Le regard de Luo Fei parcourut rapidement le hall du cybercafé, et il repéra bientôt l'ordinateur numéro 33. Il se trouvait dans un coin reculé du cybercafé, et Huang Jieyuan et Mu Jianyun l'avaient également trouvé en suivant les indications de Zeng Rihua.

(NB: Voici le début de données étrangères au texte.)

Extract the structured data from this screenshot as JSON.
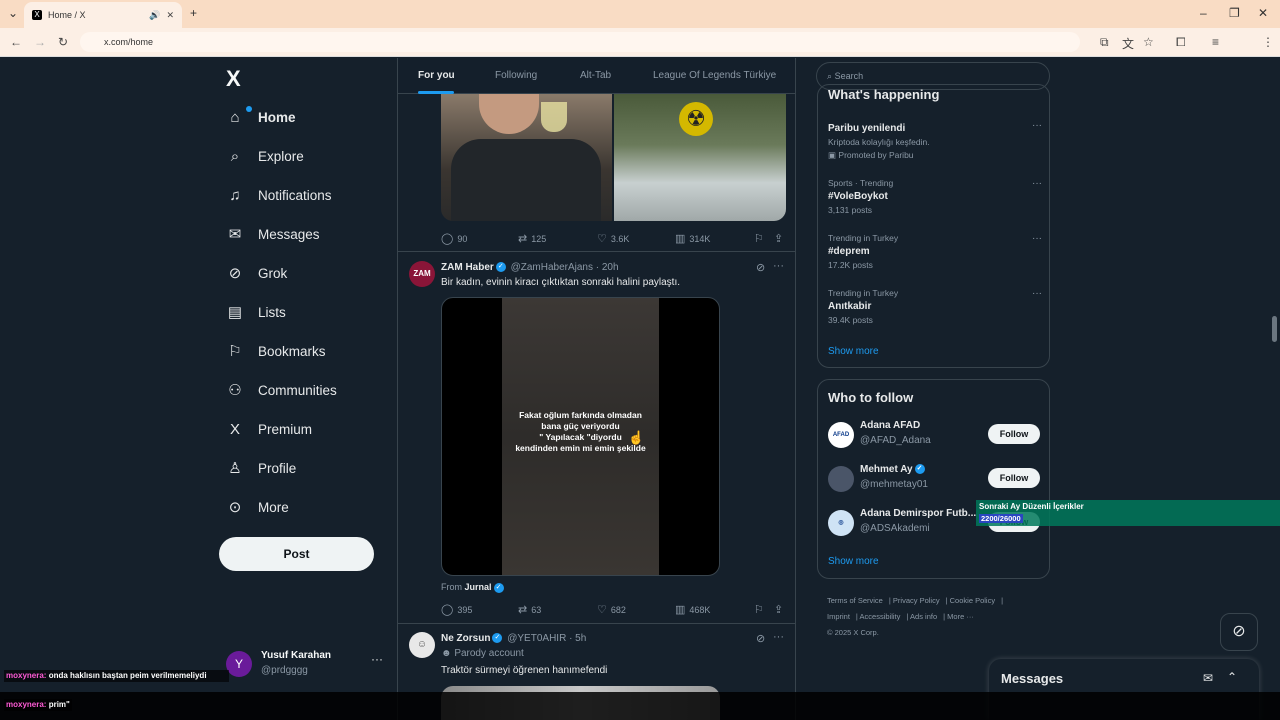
{
  "browser": {
    "tab_title": "Home / X",
    "url": "x.com/home"
  },
  "nav": {
    "logo": "X",
    "items": [
      {
        "label": "Home",
        "icon": "home-icon"
      },
      {
        "label": "Explore",
        "icon": "search-icon"
      },
      {
        "label": "Notifications",
        "icon": "bell-icon"
      },
      {
        "label": "Messages",
        "icon": "mail-icon"
      },
      {
        "label": "Grok",
        "icon": "grok-icon"
      },
      {
        "label": "Lists",
        "icon": "list-icon"
      },
      {
        "label": "Bookmarks",
        "icon": "bookmark-icon"
      },
      {
        "label": "Communities",
        "icon": "people-icon"
      },
      {
        "label": "Premium",
        "icon": "x-icon"
      },
      {
        "label": "Profile",
        "icon": "person-icon"
      },
      {
        "label": "More",
        "icon": "more-circle-icon"
      }
    ],
    "post_label": "Post"
  },
  "user": {
    "initial": "Y",
    "name": "Yusuf Karahan",
    "handle": "@prdgggg"
  },
  "feed": {
    "tabs": [
      "For you",
      "Following",
      "Alt-Tab",
      "League Of Legends Türkiye"
    ],
    "tweet1_actions": {
      "replies": "90",
      "reposts": "125",
      "likes": "3.6K",
      "views": "314K"
    },
    "tweet2": {
      "avatar_text": "ZAM",
      "name": "ZAM Haber",
      "handle": "@ZamHaberAjans",
      "time": "· 20h",
      "text": "Bir kadın, evinin kiracı çıktıktan sonraki halini paylaştı.",
      "video_caption_1": "Fakat oğlum farkında olmadan",
      "video_caption_2": "bana güç veriyordu",
      "video_caption_3": "\" Yapılacak \"diyordu",
      "video_caption_4": "kendinden emin mi emin şekilde",
      "from_label": "From",
      "from_source": "Jurnal",
      "replies": "395",
      "reposts": "63",
      "likes": "682",
      "views": "468K"
    },
    "tweet3": {
      "name": "Ne Zorsun",
      "handle": "@YET0AHIR",
      "time": "· 5h",
      "label": "Parody account",
      "text": "Traktör sürmeyi öğrenen hanımefendi"
    }
  },
  "sidebar": {
    "search_placeholder": "Search",
    "happening_title": "What's happening",
    "trends": [
      {
        "meta": "",
        "title": "Paribu yenilendi",
        "count": "Kriptoda kolaylığı keşfedin.",
        "extra": "Promoted by Paribu"
      },
      {
        "meta": "Sports · Trending",
        "title": "#VoleBoykot",
        "count": "3,131 posts"
      },
      {
        "meta": "Trending in Turkey",
        "title": "#deprem",
        "count": "17.2K posts"
      },
      {
        "meta": "Trending in Turkey",
        "title": "Anıtkabir",
        "count": "39.4K posts"
      }
    ],
    "show_more": "Show more",
    "wtf_title": "Who to follow",
    "who_to_follow": [
      {
        "name": "Adana AFAD",
        "handle": "@AFAD_Adana",
        "avatar": "AFAD"
      },
      {
        "name": "Mehmet Ay",
        "handle": "@mehmetay01",
        "avatar": ""
      },
      {
        "name": "Adana Demirspor Futb...",
        "handle": "@ADSAkademi",
        "avatar": ""
      }
    ],
    "follow_label": "Follow",
    "footer": [
      "Terms of Service",
      "Privacy Policy",
      "Cookie Policy",
      "Imprint",
      "Accessibility",
      "Ads info",
      "More ···",
      "© 2025 X Corp."
    ]
  },
  "messages_drawer": {
    "title": "Messages"
  },
  "overlay": {
    "banner_line1": "Sonraki Ay Düzenli İçerikler",
    "banner_line2": "2200/26000",
    "chat": [
      {
        "user": "moxynera:",
        "text": "onda haklısın baştan peim verilmemeliydi"
      },
      {
        "user": "moxynera:",
        "text": "prim\""
      }
    ]
  }
}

Apparemment en coordination avec les actions de la police, une boîte de dialogue est soudainement apparue sur l'écran de l'ordinateur numéro 33, contenant trois mots accrocheurs : « Je suis là. »
La police noire, de style Song, semblait si familière, sauf que cette fois-ci, elle était passée de la note à l'écran d'ordinateur.
Luo Fei savait que la fenêtre de discussion appartenait à un logiciel de messagerie populaire, et il savait également qui leur avait envoyé un tel message depuis l'autre bout du réseau.